Computationally Efficient Large-Eddy Simulation of Periodic Unsteady Flow using Harmonic Balance Method

To improve the efficiency and fidelity of the numerical analysis for cascade flutter, we propose an efficient scale-resolving simulation method dedicated to time-periodic flows by incorporating the harmonic balance approach into the large-eddy simulation. This method combined convergence calculations of the steady-state problem based on the harmonic balance method for periodic components, and the nonlinear time-marching method for turbulent fluctuations. Using the proposed method, deterministic periodic components and stochastic turbulent fluctuations were calculated simultaneously, and the effect of turbulent fluctuations on deterministic periodic components was directly calculated without using turbulence models. In this paper, we explain the algorithm and feature of this simulation technique and present the results of the computation for channel flow excited in the streamwise direction as an analysis example using the proposed method.
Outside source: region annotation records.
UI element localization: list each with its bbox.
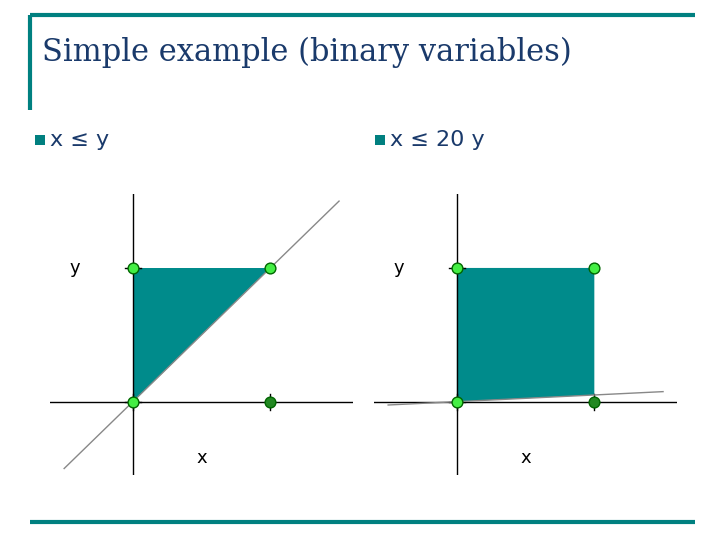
Text: y: y — [394, 259, 405, 277]
Point — [451, 397, 463, 406]
Bar — [35, 135, 45, 145]
Point — [588, 397, 600, 406]
Point — [127, 397, 139, 406]
Text: x: x — [197, 449, 207, 467]
Text: y: y — [70, 259, 81, 277]
Text: x: x — [521, 449, 531, 467]
Point — [588, 264, 600, 272]
Bar — [375, 135, 385, 145]
Point — [264, 264, 276, 272]
Point — [127, 264, 139, 272]
Text: x ≤ y: x ≤ y — [50, 130, 109, 150]
Polygon shape — [457, 268, 594, 402]
Text: x ≤ 20 y: x ≤ 20 y — [390, 130, 485, 150]
Point — [451, 264, 463, 272]
Text: Simple example (binary variables): Simple example (binary variables) — [42, 36, 572, 68]
Point — [264, 397, 276, 406]
Polygon shape — [133, 268, 270, 402]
In order to validate the proposed method, an analysis of sinusoidally pulsating channel flow at the central friction-velocity Reynolds numbers Re-tau = 180 was conducted, confirming that the amplitude and phase of the mean velocity oscillation computed by the proposed method were in good agreement with those of the conventional LES. The present calculation achieved an order of magnitude improvement in computational efficiency compared to conventional LES.